Kunstwissenschaft

Untersuchung jeder einzelnen Erscheinung
Wirkung der Erscheinungen aufeinander
Schlüsse, aus den beiden vorhergegangenen Teilen

Kandinsky, Wassily (1908). Punkt und Linie zu Fläche. Beitrag zur Analyse der malerischen Elemente. Bauhausbücher. Schriftleitung: Walter Gropius, L. Moholy-Ny. Band 9. München: Albert Langen. S.14.

In dieser Schrift werden zwei Grundelemente behandelt, die zum allerersten Anfang jedes Werkes in der Malerei dienen, ohne die dieser Anfang nicht möglich ist und die gleichzeitig ein erschöpfendes Material für eine selbständige Art der Malerei darstellen — Graphik.

Also muß […] mit dem Urelement der Malerei angefangen werden — mit dem Punkt.

Das Ideal jeder Forschung ist

  1. pedantische Untersuchung jeder einzelnen Erscheinung — isoliert
  2. gegenseitige Wirkung der Erscheinungen aufeinander — Zusamenstellungen,
  3. allgemeine Schlüsse, die aus den beiden vorhergegangenen Teilen zu ziehen sind.
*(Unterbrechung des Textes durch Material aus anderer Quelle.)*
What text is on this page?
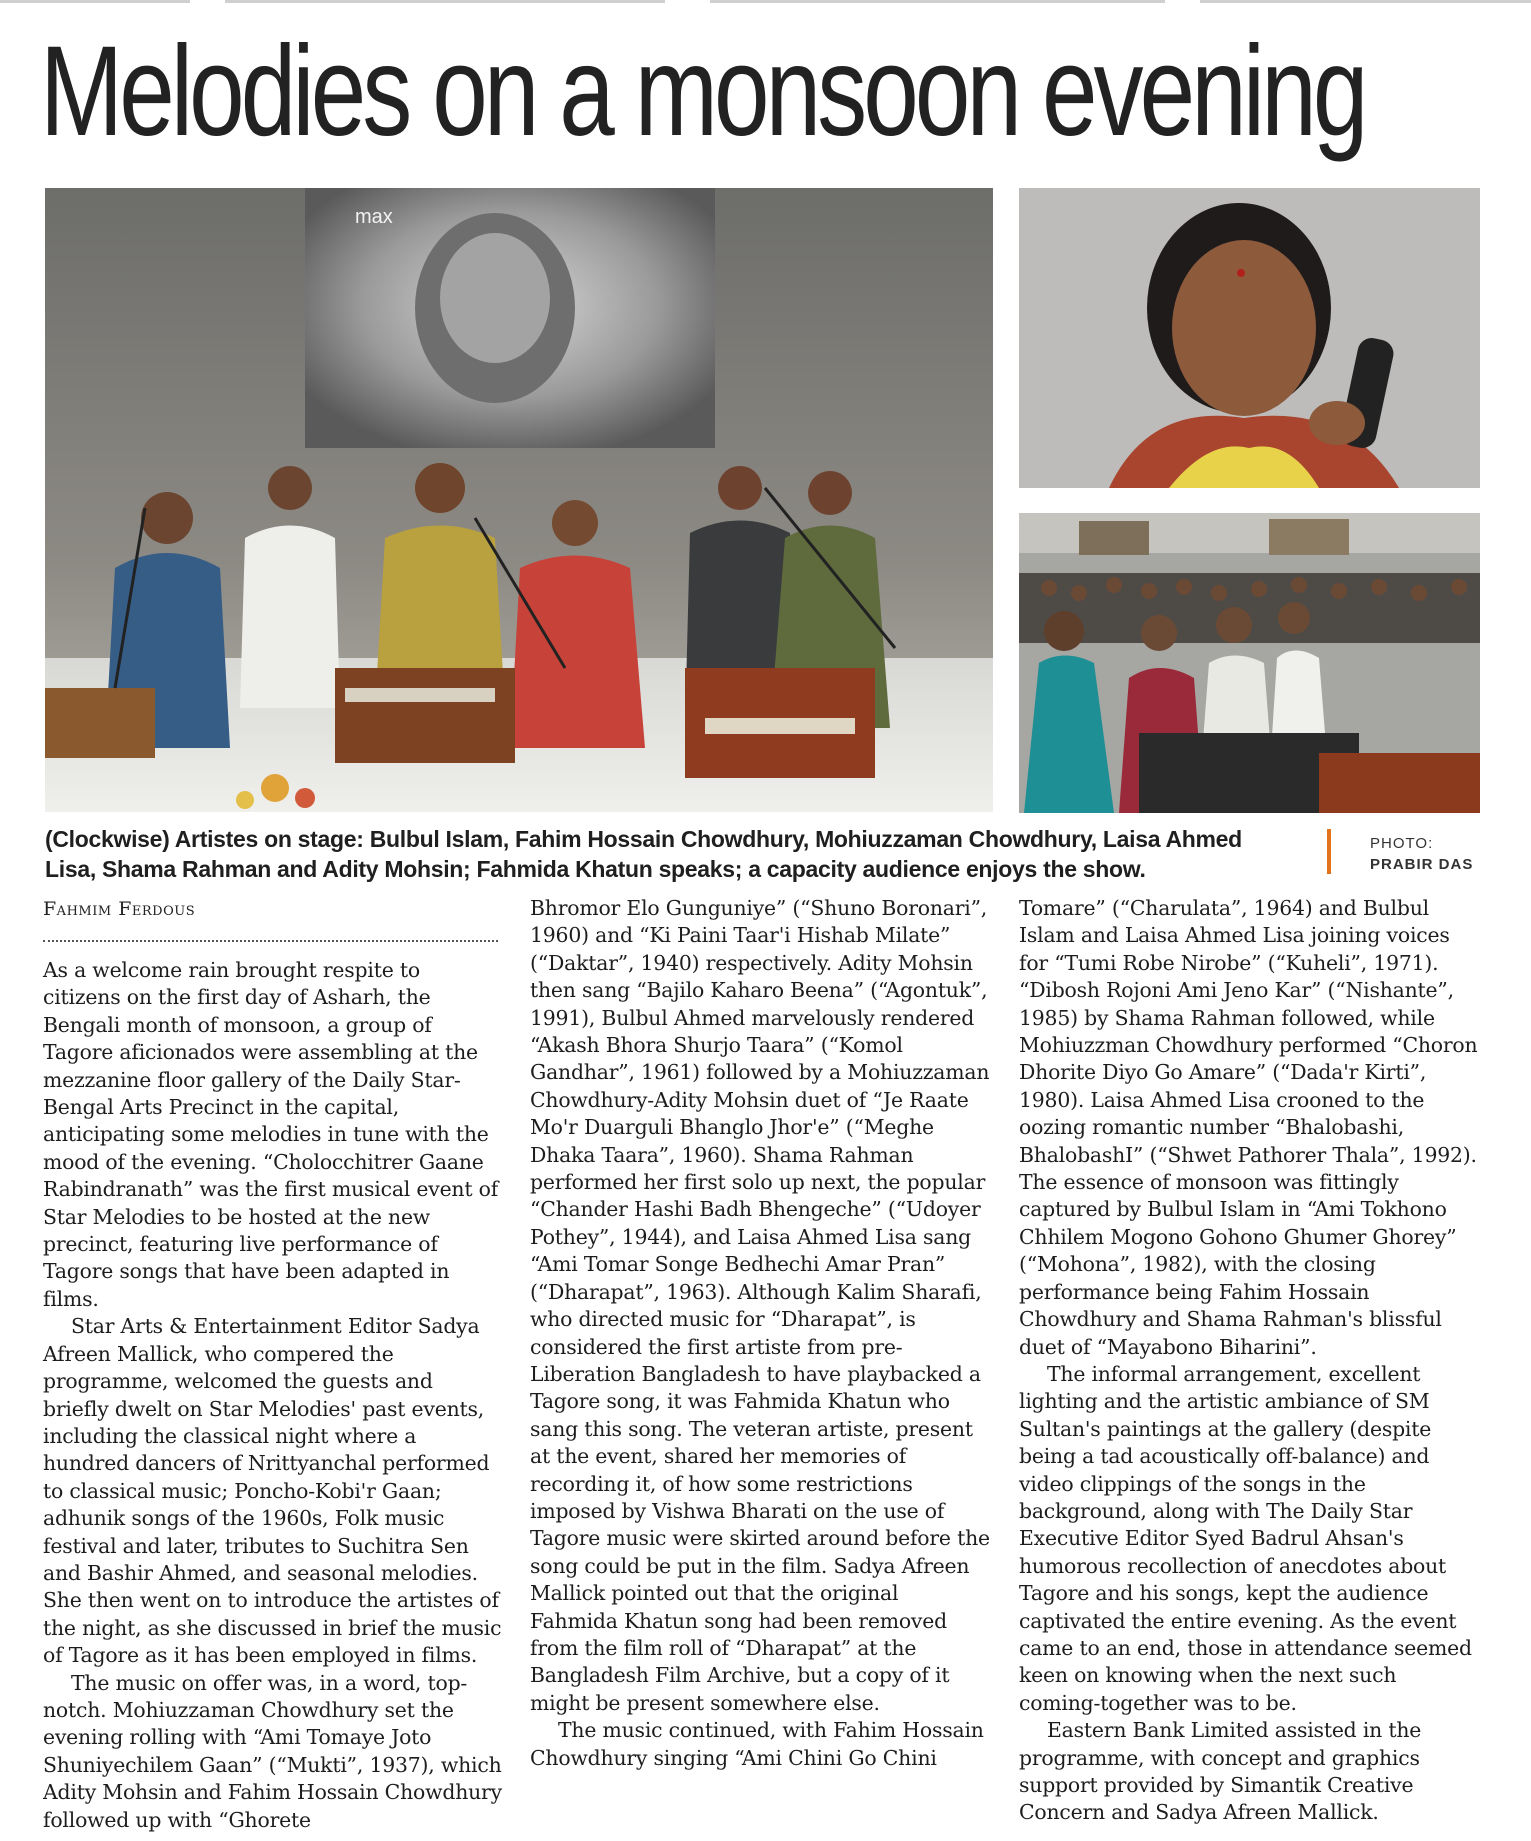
Melodies on a monsoon evening
max
(Clockwise) Artistes on stage: Bulbul Islam, Fahim Hossain Chowdhury, Mohiuzzaman Chowdhury, Laisa Ahmed Lisa, Shama Rahman and Adity Mohsin; Fahmida Khatun speaks; a capacity audience enjoys the show.
PHOTO:
PRABIR DAS
Fahmim Ferdous

As a welcome rain brought respite to citizens on the first day of Asharh, the Bengali month of monsoon, a group of Tagore aficionados were assembling at the mezzanine floor gallery of the Daily Star-Bengal Arts Precinct in the capital, anticipating some melodies in tune with the mood of the evening. “Cholocchitrer Gaane Rabindranath” was the first musical event of Star Melodies to be hosted at the new precinct, featuring live performance of Tagore songs that have been adapted in films.

Star Arts & Entertainment Editor Sadya Afreen Mallick, who compered the programme, welcomed the guests and briefly dwelt on Star Melodies' past events, including the classical night where a hundred dancers of Nrittyanchal performed to classical music; Poncho-Kobi'r Gaan; adhunik songs of the 1960s, Folk music festival and later, tributes to Suchitra Sen and Bashir Ahmed, and seasonal melodies. She then went on to introduce the artistes of the night, as she discussed in brief the music of Tagore as it has been employed in films.

The music on offer was, in a word, top-notch. Mohiuzzaman Chowdhury set the evening rolling with “Ami Tomaye Joto Shuniyechilem Gaan” (“Mukti”, 1937), which Adity Mohsin and Fahim Hossain Chowdhury followed up with “Ghorete

Bhromor Elo Gunguniye” (“Shuno Boronari”, 1960) and “Ki Paini Taar'i Hishab Milate” (“Daktar”, 1940) respectively. Adity Mohsin then sang “Bajilo Kaharo Beena” (“Agontuk”, 1991), Bulbul Ahmed marvelously rendered “Akash Bhora Shurjo Taara” (“Komol Gandhar”, 1961) followed by a Mohiuzzaman Chowdhury-Adity Mohsin duet of “Je Raate Mo'r Duarguli Bhanglo Jhor'e” (“Meghe Dhaka Taara”, 1960). Shama Rahman performed her first solo up next, the popular “Chander Hashi Badh Bhengeche” (“Udoyer Pothey”, 1944), and Laisa Ahmed Lisa sang “Ami Tomar Songe Bedhechi Amar Pran” (“Dharapat”, 1963). Although Kalim Sharafi, who directed music for “Dharapat”, is considered the first artiste from pre-Liberation Bangladesh to have playbacked a Tagore song, it was Fahmida Khatun who sang this song. The veteran artiste, present at the event, shared her memories of recording it, of how some restrictions imposed by Vishwa Bharati on the use of Tagore music were skirted around before the song could be put in the film. Sadya Afreen Mallick pointed out that the original Fahmida Khatun song had been removed from the film roll of “Dharapat” at the Bangladesh Film Archive, but a copy of it might be present somewhere else.

The music continued, with Fahim Hossain Chowdhury singing “Ami Chini Go Chini

Tomare” (“Charulata”, 1964) and Bulbul Islam and Laisa Ahmed Lisa joining voices for “Tumi Robe Nirobe” (“Kuheli”, 1971). “Dibosh Rojoni Ami Jeno Kar” (“Nishante”, 1985) by Shama Rahman followed, while Mohiuzzman Chowdhury performed “Choron Dhorite Diyo Go Amare” (“Dada'r Kirti”, 1980). Laisa Ahmed Lisa crooned to the oozing romantic number “Bhalobashi, BhalobashI” (“Shwet Pathorer Thala”, 1992). The essence of monsoon was fittingly captured by Bulbul Islam in “Ami Tokhono Chhilem Mogono Gohono Ghumer Ghorey” (“Mohona”, 1982), with the closing performance being Fahim Hossain Chowdhury and Shama Rahman's blissful duet of “Mayabono Biharini”.

The informal arrangement, excellent lighting and the artistic ambiance of SM Sultan's paintings at the gallery (despite being a tad acoustically off-balance) and video clippings of the songs in the background, along with The Daily Star Executive Editor Syed Badrul Ahsan's humorous recollection of anecdotes about Tagore and his songs, kept the audience captivated the entire evening. As the event came to an end, those in attendance seemed keen on knowing when the next such coming-together was to be.

Eastern Bank Limited assisted in the programme, with concept and graphics support provided by Simantik Creative Concern and Sadya Afreen Mallick.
Mein Ziel in dieser Schrift erstreckt sich nur auf die beiden ersten Teile. Für den dritten reicht das Material dieser Schrift nicht aus, und er darf auch keinesfalls übereilt werden. Die Untersuchung sollte peinlich genau, pedantisch exakt vor sich gehen. Schritt für Schritt sollte dieser ›langweilige‹ Weg gegangen werden — keine kleinste Veränderung im Wesen, in den Eigenschaften, in den Wirkungen der einzelnen Elemente dürfte dem aufmerksamen Auge entgehen. Nur auf diesem Wege einer mikroskopischen Analyse wird die Kunstwissenschaft zur umfassenden Synthese führen, die sich schließlich weit über die Grenzen der Kunst hinaus in das Gebiet der ›Einheit‹ des ›Menschlichen‹ und des ›Göttlichen‹ erstrecken wird. Dies ist schließlich das absehbare Ziel, das aber noch weit entfernt von ›heute‹ liegt.